1) It isn't located in the student union or even on campus. It's located two blocks from main campus on a busy street and also in a strip mall so that other people, people who are not students, might go. It even has its own name: Garfield Book Company.

2) It has, front and center when you walk in, a climber with sliding board plus some little tables with toys. Before I had a child, I imagined that you'd bring your kids to the bookstore and plop them in the children's section where they'd read quietly to themselves and then you'd let them pick one book to take home and all would be right with the world. Then I had a kid and realized that a children's section in a bookstore is no place for a child who will run around pulling all the books off the shelves and flipping them over the shoulder like Bret Boone. Having a sliding board, someplace to climb, and toys to play with? Well, that's much more promising. Kids who like to go to bookstores and bookstores with indoor (and thus dry) play structures make for parents who patronize bookstores.

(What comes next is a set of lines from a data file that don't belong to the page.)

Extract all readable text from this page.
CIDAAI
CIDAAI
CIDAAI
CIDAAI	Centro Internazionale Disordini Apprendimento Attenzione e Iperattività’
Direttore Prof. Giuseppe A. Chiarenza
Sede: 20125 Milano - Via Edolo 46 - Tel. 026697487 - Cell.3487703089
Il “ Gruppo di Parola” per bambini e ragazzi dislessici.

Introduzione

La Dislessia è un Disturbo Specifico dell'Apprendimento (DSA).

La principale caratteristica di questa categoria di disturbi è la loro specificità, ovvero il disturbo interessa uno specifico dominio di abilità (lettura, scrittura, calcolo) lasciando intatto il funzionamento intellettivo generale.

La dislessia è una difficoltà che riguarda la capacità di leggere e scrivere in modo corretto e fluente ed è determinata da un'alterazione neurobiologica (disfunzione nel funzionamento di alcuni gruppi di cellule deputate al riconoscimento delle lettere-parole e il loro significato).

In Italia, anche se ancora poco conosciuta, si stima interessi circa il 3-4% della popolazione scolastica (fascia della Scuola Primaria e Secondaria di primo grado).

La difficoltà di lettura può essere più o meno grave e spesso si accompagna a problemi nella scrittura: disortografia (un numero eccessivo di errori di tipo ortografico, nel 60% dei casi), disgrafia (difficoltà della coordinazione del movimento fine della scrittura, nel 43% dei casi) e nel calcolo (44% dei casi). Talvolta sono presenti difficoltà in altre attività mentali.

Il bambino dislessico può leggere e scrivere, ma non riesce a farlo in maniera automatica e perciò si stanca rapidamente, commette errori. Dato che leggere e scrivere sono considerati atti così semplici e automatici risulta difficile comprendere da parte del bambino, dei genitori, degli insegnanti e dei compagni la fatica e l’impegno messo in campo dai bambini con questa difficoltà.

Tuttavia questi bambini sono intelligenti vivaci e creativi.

3) They also have a fireplace, a lovely, full-size coffee shop (with gelato and, soon evidently, wine), and a whole floor dedicated to being a real bookstore while the upstairs is reserved for being a college bookstore (i.e. sweatpants, water bottles, and everything else on which you might write "PLU" plus books for courses).

4) The bathrooms are clean and nice and have those toilets where you press one button for half flush and another for full. Do decent bathrooms make that much of a difference? You bet.

5) They have a designated space for readings and community gatherings with the aforementioned fireplace, sofas and comfy chairs (with swivel writing desks for note taking), and a full kitchen for their brilliant book club Food for Thought which reads books about food BUT ALSO brings in a chef to cook stuff from the books. Book clubs through bookstores? Middling attendance. Book clubs with food? Much bigger draw. Plus, they've got the double draw going -- community and college campus, students, faculty, staff, and friends.

In a word: smart. We need more community, independent bookstores. Like everything and everyone these days, they're on the brink of not making it. So I'm saying, maybe outside the box is where they should live.